NVIDIA, SLMs, and why small might just be the future of AI (again)
NVIDIA is betting big on Small Language Models (SLMs), and at Pieces, we've been building for this future all along. Learn how nano models, local inference, and smarter AI architecture are reshaping the landscape
NVIDIA’s recent paper, “Small Language Models are the Future of Agentic AI,” dropped in June 2025 and immediately sparked conversations across X.

But if you’ve been following the space, or us, you’ll know we highlighted this trend In February 2025:
👉 Why companies are turning to small language models?
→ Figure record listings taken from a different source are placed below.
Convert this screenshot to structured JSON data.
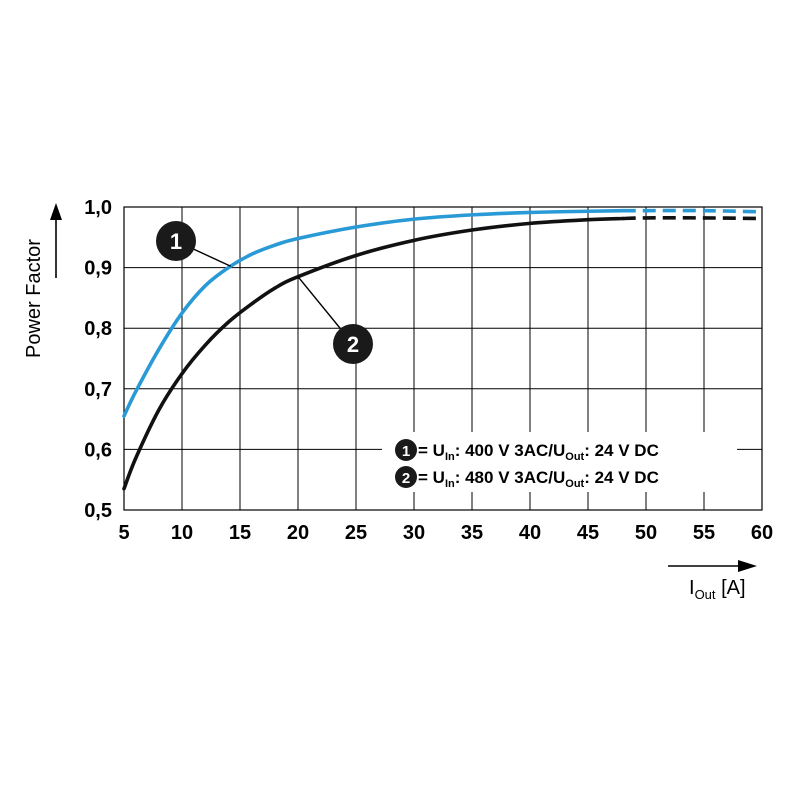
{
  "chart_data": {
    "type": "line",
    "xlabel": "I",
    "xlabel_sub": "Out",
    "xlabel_unit": " [A]",
    "ylabel": "Power Factor",
    "xlim": [
      5,
      60
    ],
    "ylim": [
      0.5,
      1.0
    ],
    "x_ticks": [
      "5",
      "10",
      "15",
      "20",
      "25",
      "30",
      "35",
      "40",
      "45",
      "50",
      "55",
      "60"
    ],
    "y_ticks": [
      "0,5",
      "0,6",
      "0,7",
      "0,8",
      "0,9",
      "1,0"
    ],
    "grid": true,
    "solid_until_x": 48,
    "series": [
      {
        "name": "1",
        "color": "#2a9ad6",
        "legend": {
          "num": "1",
          "prefix": " = U",
          "sub1": "In",
          "mid": ": 400 V 3AC/U",
          "sub2": "Out",
          "suffix": ": 24 V DC"
        },
        "x": [
          5,
          6,
          8,
          10,
          12,
          14,
          16,
          18,
          20,
          25,
          30,
          35,
          40,
          45,
          48,
          50,
          55,
          60
        ],
        "y": [
          0.655,
          0.695,
          0.765,
          0.825,
          0.87,
          0.9,
          0.922,
          0.937,
          0.948,
          0.967,
          0.98,
          0.987,
          0.991,
          0.993,
          0.994,
          0.994,
          0.994,
          0.992
        ]
      },
      {
        "name": "2",
        "color": "#111111",
        "legend": {
          "num": "2",
          "prefix": " = U",
          "sub1": "In",
          "mid": ": 480 V 3AC/U",
          "sub2": "Out",
          "suffix": ": 24 V DC"
        },
        "x": [
          5,
          6,
          8,
          10,
          12,
          14,
          16,
          18,
          20,
          25,
          30,
          35,
          40,
          45,
          48,
          50,
          55,
          60
        ],
        "y": [
          0.535,
          0.585,
          0.665,
          0.725,
          0.772,
          0.81,
          0.84,
          0.866,
          0.885,
          0.92,
          0.945,
          0.962,
          0.973,
          0.979,
          0.981,
          0.982,
          0.982,
          0.981
        ]
      }
    ],
    "callouts": [
      {
        "label": "1",
        "series": 0,
        "at_x": 14.2
      },
      {
        "label": "2",
        "series": 1,
        "at_x": 20.0
      }
    ]
  }
}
Now that the current is catching on, let’s break it down:
NVIDIA argues that Small Language Models (SLMs, <10B parameters) can rival or outperform larger models on narrow, repetitive tasks like intent classification, tool use, and structured response generation. They’re more efficient, faster to deploy, and significantly cheaper.
Instead of relying solely on monolithic LLMs (like GPT-4), NVIDIA suggests a heterogeneous architecture: let SLMs do the heavy lifting for routine subtasks and use LLMs selectively for broader context or deep reasoning.
Sound familiar?
That’s exactly the future we’ve been building toward at Pieces, with an even more radical angle: Nano Language Models (≤100M parameters) that run locally, on-device.
Nano > LLM? Let’s talk costs
Model Tier | Energy per Token | Source |
Nano (≤100M) | 1 mJ | GreenAI, Intel CPU tests |
Cloud LLM (70B) | 3–4 J | MIT SuperCloud benchmarks |
Frontier LLM (~1T) | 8–12 J | LLM Tracker survey |
SLMs (1–34B) | 0.04–2.0 J | Interpolated from MIT & Pieces labs |
For a real-world comparison
Category | Cloud GPT‑4o | Pieces Nano Models (Local) | Savings |
Energy Usage | 3.65 kWh | 0.001 kWh | ↓ ~3.65 kWh |
CO₂ Emissions | 1.46 kg | 0.0004 kg | ↓ ~1.46 kg CO₂ |
Electricity Cost | $0.47 | $0.00013 | ↓ ~$0.47 |
API Cost | $91.25 | $0 | ↓ $91.25 |
Total Annual Cost | $91.72 | ~$0.00013 | ↓ ~$91.72 |
For teams? Multiply that
Team Size | Tokens/year | API $ Saved |
50 Devs | 0.18 B | $4,560 |
500 Devs | 1.8 B | $45,600 |
5,000 Devs | 18 B | $456,000 |
Some teams wait to adopt. Some are first in line

Looks like Sam won’t be alone, more teams are about to step into the fast fashion era of SaaS.